A talented songwriter, music publisher and record producer, Morris is more than a little peeved that his records no longer get played on country radio, but is more than happy to keep himself busy with his many other projects.

“I’m just out there doing my own thing,” he explains. “I’ve done this new live album called LIVE,” he explains wryly, “and I’m also writing songs with Dave Loggins and some other guys right now for a new project. Someday country radio will get tired of the hat contest and they’ll play some of my new stuff.”

A golden-voiced tenor who can charm an audience with show tunes and country standards while being accompanied by America’s top symphony orchestras, Gary is an assured entertainer. He has given command performances for the Queen and every American president from Gerald Ford through to Bill Clinton.

A rugged outdoorsman, five years ago he tapped into the athletic interests that had lain dormant since his days as a college football player and launched his own long-running TV show, The North American Sportsman. Morris also directed and starred in a TNN international series, Somebody Lives There, which was filmed in four Eastern European countries.

“I was over in Russia in an elevator, talking to this guy and he knew who I was,” he recalls. “It was the same in Czechoslovakia and Hungary.
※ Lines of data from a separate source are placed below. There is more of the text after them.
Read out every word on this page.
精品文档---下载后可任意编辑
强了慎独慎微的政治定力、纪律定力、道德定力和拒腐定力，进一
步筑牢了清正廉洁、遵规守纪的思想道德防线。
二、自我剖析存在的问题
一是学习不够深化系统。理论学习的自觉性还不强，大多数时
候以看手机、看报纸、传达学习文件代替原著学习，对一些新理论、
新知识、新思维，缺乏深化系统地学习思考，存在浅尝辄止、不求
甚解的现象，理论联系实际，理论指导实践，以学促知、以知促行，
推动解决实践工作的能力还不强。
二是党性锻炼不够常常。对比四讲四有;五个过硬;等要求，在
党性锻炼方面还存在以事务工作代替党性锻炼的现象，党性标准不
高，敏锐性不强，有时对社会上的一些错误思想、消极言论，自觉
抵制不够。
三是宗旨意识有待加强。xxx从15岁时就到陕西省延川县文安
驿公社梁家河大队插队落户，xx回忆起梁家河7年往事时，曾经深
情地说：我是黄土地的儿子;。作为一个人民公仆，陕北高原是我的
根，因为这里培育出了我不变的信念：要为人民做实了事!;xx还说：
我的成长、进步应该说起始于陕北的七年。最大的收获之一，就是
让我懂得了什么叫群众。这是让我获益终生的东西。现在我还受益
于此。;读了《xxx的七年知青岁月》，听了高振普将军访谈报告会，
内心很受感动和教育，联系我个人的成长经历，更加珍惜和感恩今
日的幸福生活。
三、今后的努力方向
There really is a demand for our music over there. I’m always amazed.”

His connections with Eastern Europe started several years earlier when he was producing Hungary’s top rock group MHV. Alongside his Dynasty role, his other dramatic TV roles include Another World, Mike Hammer, Jack’s Place and more recently, the lead in the big screen movie A Place To Grow, for which he selected and supervised the music and performed six of the songs, two of which he co-wrote.

Gary currently performs about 80 concerts a year, ranging from solo acoustic appearances to performing with his own six-piece band and fronting symphony orchestras. “The fun of doing symphonies,” he says, “is seeing how the different forms of music blend. When I perform with a symphony, what I hope has happened by the end of the night is that I have converted some fans of symphonic music to my version of country music.”

Morris has also recorded a new album which he is currently selling at gigs. “I’m working on international distribution on my new record,” he concludes. “And I’m gonna come to back to Europe this year and play some selected places. Believe me, I just want to come play for fun.”